The Walt Disney Animation Studios have a long-standing history of creating art in the early to mid-1900’s that while in its day was socially acceptable, has proven culturally problematic by today’s standards. This is most prominently seen in Disney’s 1955 hit Lady and the Tramp.
The film follows a privileged Cocker Spaniel named Lady whose pampered lifestyle is infringed upon after her owners have a baby. Eventually, these owners leave Lady and the newborn child in the hands of a character named Aunt Sarah who brings her two Siamese cats to the household they reside in. These twin cats are introduced once Aunt Sarah leaves the room, prompting their song “The Siamese Cat Song.” This musical number is embedded with several culturally offensive myths and stereotypes in both the lyrics and animation of the cats, Si and Am, that arguably can be consider one of the most racist cartoon musical numbers ever depicted on film.
The heritage of racist Asian and Asian American stereotypes in American film has long been depicted by the Siamese cat’s usage in representing a one-dimensional misrepresentation of the Asian human. This breed’s sociopolitical and historical rise to fame dates back as early as the 14th century. The Kingdom of Siam, known as the absolute monarchy of Thailand, gave the name “Siamese” to the cat breed (Tresor Cats). The personality and unique physical appearance of the breed gave way to Siam’s royal elite distinguishing the cat as their pet of choice (Tresor Cats). This clarifies as to why the Lady and the Tramp’s writing team decided on Si and Am for the names of their two cats and further proves how Disney was intending to portray Asian culture through these characters. The Siamese cat became a staple of an insensitively distorted film culture, specifically when Lady and the Tramp premiered in the mid 1950’s.

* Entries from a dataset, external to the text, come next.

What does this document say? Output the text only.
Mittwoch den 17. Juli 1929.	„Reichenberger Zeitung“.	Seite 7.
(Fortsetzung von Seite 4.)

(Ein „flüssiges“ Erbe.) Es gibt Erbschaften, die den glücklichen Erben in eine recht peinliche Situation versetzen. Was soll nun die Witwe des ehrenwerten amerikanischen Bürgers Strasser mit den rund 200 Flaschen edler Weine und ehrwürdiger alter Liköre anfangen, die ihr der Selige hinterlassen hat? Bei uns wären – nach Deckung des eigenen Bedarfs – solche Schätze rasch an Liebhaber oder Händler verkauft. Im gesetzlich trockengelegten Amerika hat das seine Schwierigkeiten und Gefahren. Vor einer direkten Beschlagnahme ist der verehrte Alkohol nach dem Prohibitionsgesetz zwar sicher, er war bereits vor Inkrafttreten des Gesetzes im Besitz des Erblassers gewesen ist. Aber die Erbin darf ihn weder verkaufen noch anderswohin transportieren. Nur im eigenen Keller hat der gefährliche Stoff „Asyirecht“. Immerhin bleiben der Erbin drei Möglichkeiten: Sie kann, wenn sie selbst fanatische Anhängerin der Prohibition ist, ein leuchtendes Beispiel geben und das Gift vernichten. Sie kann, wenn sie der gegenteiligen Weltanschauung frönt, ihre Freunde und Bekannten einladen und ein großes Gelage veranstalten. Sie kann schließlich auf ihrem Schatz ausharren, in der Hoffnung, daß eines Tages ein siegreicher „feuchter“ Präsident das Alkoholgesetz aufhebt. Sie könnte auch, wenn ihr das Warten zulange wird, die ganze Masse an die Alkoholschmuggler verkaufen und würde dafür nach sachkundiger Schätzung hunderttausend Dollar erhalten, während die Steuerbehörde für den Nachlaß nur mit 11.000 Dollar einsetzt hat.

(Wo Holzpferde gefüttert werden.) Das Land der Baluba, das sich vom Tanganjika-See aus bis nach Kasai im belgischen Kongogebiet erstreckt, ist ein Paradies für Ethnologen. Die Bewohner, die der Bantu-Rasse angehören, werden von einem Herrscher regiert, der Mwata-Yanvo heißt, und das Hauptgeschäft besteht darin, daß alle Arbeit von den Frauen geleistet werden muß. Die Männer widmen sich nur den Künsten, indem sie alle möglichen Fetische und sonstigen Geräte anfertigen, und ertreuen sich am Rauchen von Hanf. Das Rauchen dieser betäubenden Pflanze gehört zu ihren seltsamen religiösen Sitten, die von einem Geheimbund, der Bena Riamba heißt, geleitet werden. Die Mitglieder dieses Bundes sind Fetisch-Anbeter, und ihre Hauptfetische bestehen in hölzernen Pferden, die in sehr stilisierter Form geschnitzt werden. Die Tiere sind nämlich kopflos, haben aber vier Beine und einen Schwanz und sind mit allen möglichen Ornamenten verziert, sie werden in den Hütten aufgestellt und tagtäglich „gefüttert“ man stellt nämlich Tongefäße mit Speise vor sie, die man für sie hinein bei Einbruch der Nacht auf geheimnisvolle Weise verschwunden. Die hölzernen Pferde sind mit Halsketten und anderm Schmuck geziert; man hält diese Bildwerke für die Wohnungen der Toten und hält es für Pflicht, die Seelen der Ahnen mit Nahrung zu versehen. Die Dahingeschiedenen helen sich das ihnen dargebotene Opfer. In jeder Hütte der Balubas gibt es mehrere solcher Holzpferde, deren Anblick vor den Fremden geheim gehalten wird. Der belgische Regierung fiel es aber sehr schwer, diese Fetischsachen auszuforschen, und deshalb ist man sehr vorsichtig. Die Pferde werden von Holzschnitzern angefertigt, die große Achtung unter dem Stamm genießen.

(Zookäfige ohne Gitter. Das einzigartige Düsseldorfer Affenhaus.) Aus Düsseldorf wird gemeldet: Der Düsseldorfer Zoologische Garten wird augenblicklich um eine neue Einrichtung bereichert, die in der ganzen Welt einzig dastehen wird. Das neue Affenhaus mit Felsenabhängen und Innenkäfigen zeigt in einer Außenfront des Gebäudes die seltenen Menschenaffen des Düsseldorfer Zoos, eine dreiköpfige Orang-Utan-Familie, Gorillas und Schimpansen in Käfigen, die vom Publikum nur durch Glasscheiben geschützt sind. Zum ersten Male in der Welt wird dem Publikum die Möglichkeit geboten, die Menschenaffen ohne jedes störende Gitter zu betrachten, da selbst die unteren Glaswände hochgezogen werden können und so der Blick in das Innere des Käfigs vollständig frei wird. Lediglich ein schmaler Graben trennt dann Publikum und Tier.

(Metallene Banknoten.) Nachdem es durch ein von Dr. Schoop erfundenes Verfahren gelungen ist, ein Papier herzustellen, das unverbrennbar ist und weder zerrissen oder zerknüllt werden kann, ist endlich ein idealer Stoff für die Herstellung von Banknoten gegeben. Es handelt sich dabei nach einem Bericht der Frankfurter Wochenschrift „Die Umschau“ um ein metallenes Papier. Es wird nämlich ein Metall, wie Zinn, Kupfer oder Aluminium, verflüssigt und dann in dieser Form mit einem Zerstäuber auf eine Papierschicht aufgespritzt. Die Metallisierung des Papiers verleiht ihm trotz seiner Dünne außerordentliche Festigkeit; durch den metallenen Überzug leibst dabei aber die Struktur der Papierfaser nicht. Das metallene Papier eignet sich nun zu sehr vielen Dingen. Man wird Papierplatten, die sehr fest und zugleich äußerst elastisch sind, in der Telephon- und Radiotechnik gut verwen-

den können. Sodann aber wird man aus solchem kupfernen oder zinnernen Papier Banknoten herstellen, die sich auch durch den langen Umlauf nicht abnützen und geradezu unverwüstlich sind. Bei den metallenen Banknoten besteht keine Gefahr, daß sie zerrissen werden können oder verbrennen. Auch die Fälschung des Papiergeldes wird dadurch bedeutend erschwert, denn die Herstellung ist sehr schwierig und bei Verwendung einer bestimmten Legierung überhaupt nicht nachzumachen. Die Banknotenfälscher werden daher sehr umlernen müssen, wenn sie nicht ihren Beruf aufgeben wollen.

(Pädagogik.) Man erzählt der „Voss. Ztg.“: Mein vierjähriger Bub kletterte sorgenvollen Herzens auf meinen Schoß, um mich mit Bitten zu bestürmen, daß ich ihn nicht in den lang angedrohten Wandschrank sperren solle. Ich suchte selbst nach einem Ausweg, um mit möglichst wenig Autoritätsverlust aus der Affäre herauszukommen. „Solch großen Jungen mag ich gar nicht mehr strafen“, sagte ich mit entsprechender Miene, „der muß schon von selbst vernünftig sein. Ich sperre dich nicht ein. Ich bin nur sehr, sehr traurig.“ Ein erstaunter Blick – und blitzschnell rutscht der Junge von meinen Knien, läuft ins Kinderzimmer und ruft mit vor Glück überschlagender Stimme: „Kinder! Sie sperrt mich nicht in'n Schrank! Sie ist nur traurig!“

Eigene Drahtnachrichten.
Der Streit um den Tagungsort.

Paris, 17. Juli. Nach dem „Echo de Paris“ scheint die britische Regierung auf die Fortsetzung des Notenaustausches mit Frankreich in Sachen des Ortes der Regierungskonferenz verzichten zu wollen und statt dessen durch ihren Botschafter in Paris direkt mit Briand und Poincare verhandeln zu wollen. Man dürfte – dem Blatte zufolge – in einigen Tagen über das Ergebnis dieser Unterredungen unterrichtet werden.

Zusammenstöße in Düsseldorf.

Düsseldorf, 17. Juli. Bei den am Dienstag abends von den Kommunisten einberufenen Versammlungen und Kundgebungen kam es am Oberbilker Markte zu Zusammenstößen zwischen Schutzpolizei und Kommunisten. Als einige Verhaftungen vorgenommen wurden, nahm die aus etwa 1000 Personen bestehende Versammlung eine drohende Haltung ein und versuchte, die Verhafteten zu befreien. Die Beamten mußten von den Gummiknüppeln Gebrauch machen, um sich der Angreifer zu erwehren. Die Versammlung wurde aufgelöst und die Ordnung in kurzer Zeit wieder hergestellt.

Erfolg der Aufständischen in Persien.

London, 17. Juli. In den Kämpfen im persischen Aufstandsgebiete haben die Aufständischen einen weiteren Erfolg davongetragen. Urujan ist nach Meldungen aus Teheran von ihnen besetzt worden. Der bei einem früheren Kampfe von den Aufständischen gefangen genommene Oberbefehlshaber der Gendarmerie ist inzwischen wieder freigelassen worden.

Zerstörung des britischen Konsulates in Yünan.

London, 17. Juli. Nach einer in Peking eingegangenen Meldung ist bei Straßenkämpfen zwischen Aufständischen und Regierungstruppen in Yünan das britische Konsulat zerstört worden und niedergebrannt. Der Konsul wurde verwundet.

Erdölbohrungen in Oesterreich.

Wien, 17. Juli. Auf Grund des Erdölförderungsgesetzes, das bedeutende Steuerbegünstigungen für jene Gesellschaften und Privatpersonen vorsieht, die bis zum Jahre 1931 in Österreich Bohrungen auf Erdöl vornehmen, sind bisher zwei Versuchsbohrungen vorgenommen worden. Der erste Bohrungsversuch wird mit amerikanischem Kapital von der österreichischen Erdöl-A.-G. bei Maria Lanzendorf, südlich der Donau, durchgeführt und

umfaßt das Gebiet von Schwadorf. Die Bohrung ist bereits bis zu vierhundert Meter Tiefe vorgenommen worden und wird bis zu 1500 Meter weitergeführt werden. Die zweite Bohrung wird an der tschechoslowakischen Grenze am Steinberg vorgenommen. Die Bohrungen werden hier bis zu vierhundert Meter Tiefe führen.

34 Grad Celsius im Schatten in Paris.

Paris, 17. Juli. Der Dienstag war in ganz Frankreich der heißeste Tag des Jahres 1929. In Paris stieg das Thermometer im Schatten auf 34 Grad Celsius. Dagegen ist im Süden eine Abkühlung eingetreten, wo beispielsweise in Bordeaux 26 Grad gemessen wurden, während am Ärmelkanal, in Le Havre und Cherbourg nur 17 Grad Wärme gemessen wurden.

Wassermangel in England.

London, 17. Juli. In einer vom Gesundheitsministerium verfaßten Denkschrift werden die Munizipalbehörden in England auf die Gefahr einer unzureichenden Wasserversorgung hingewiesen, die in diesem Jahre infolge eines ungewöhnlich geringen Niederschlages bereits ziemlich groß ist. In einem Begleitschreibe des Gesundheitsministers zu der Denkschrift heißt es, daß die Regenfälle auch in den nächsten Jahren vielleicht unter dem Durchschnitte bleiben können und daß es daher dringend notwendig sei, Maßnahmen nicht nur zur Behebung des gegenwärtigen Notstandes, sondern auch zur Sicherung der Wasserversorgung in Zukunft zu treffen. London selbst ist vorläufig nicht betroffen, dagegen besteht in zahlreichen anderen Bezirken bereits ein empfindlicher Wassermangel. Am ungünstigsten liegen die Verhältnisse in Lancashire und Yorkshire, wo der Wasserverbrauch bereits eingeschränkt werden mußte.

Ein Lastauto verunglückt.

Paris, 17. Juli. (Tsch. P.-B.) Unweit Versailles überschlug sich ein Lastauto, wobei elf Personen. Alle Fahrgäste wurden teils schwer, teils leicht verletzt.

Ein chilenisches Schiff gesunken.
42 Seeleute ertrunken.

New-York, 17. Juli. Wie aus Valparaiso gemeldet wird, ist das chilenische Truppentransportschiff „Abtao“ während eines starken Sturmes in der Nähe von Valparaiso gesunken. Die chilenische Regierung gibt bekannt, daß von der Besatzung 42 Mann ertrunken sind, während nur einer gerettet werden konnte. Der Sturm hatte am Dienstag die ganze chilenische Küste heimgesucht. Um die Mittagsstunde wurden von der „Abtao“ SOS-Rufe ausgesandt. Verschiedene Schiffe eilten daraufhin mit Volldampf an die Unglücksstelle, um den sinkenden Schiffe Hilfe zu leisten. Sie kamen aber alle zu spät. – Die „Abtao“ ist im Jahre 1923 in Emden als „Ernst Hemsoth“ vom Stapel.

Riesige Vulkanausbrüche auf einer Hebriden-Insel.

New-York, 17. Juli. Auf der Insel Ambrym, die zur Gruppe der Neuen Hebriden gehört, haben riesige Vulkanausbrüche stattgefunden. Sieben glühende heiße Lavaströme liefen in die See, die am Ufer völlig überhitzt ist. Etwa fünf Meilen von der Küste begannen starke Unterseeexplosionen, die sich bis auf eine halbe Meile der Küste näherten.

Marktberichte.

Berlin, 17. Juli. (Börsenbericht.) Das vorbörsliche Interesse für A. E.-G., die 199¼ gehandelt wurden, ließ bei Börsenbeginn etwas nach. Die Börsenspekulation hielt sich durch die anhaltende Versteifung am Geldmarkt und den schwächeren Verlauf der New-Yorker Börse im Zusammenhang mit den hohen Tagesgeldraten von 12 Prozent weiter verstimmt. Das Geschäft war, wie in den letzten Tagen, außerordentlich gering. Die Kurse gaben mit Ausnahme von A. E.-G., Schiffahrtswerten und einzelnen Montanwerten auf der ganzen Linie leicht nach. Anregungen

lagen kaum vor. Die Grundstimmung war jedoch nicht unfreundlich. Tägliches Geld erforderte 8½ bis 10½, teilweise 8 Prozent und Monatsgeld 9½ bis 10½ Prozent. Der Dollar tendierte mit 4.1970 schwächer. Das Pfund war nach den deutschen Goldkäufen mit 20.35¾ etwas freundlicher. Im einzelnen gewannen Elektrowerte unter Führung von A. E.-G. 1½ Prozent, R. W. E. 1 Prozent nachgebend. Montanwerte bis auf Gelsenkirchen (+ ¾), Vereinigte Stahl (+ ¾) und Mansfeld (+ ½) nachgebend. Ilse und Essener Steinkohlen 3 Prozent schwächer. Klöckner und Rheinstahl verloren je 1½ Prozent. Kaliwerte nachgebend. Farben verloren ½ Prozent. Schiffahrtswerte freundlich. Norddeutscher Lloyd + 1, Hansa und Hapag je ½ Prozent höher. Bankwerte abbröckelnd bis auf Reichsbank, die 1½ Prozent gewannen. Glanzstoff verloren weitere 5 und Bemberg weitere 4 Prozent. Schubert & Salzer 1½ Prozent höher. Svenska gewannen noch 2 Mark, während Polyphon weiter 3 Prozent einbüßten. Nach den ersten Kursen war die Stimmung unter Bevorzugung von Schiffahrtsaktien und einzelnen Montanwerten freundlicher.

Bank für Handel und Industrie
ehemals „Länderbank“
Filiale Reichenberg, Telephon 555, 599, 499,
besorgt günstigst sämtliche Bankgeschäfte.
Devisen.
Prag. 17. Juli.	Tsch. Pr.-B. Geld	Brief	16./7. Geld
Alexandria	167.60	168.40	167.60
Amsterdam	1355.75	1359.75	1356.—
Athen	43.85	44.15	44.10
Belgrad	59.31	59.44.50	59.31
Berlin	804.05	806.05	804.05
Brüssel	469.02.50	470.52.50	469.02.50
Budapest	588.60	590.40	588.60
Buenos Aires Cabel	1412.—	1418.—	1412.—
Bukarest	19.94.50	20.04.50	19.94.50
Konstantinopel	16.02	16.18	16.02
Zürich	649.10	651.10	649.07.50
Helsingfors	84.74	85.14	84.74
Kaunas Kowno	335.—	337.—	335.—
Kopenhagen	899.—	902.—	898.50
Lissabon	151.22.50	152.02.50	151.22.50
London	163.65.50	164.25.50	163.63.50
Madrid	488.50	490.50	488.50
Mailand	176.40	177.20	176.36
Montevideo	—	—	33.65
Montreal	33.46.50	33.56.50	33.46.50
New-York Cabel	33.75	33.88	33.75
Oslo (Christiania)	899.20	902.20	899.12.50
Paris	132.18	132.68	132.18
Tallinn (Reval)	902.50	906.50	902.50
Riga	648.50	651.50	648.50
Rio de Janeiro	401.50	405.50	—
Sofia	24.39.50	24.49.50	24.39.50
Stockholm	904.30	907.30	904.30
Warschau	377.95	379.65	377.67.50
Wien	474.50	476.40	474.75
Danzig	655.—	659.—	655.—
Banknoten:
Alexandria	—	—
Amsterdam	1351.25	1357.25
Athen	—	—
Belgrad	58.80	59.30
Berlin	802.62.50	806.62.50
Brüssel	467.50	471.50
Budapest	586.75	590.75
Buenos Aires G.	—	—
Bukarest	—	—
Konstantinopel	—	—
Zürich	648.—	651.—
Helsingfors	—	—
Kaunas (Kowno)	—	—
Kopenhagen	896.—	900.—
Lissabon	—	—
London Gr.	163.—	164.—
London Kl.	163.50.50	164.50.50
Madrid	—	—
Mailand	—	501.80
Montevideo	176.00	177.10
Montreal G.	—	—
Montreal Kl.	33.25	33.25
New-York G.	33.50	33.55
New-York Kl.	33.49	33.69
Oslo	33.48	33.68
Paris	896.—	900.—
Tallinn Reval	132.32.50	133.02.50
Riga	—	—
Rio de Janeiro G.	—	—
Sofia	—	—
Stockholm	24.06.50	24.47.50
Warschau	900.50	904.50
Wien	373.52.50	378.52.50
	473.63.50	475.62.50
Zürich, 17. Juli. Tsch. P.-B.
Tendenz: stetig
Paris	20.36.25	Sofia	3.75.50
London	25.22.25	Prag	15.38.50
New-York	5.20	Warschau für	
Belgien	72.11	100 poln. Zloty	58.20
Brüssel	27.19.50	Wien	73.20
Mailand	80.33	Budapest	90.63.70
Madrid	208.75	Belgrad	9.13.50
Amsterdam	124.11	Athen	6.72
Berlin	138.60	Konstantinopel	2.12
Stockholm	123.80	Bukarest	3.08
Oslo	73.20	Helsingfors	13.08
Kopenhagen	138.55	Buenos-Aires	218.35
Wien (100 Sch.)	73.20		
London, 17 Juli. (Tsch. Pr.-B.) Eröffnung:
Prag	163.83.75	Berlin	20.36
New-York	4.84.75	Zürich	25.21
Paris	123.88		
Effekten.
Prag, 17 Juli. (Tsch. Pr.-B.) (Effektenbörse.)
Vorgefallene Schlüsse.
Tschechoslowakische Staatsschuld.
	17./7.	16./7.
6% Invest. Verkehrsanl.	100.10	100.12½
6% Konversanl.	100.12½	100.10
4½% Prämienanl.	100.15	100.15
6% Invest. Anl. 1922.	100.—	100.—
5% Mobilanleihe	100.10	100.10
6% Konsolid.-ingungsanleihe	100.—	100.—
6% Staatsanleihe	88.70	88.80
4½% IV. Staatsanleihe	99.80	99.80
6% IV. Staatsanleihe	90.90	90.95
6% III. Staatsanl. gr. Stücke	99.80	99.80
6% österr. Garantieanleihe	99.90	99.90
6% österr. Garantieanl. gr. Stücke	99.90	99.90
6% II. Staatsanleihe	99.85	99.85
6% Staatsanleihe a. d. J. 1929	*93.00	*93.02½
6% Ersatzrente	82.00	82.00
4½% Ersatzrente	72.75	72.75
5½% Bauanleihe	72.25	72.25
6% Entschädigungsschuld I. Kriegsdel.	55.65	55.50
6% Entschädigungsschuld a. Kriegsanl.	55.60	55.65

Si and Am emerge into the story when the protagonist of the film, a Cocker Spaniel named Lady, is left with her Aunt Sarah, a caretaker who brings along the two Siamese cats in a picnic basket. Aunt Sarah leaves Lady alone with the felines to tend to the newborn baby, beginning the sequence of “The Siamese Cat Song.” Si and Am, lurking in their basket, evaluate the terrified Cocker Spaniel as a sinister string and chime instrumental introduction plays in the background. The preeminent sound of a gong rings as the cats distinguish contact with the dog and Lady becomes aware of their presence. After eyeing the room, as if to verify the coast is clear, they emerge from their basket and reveal their large eyes with the exaggerated detail of a sharp slant. Their bucked teeth are then visible, which becomes more noticeable as the duo begin to sing with very heavy Asian accents and grammatically incorrect lyrics. This is proof of how myth is a type of speech, where this mode of representation is used In terms of individuality, Si and Am have none. They are the exact same in every aspect: their eyes and coat are identical, they sing the same lyrics, their movements seem to mirror each other’s, and they conjugate the same mischievous ideas.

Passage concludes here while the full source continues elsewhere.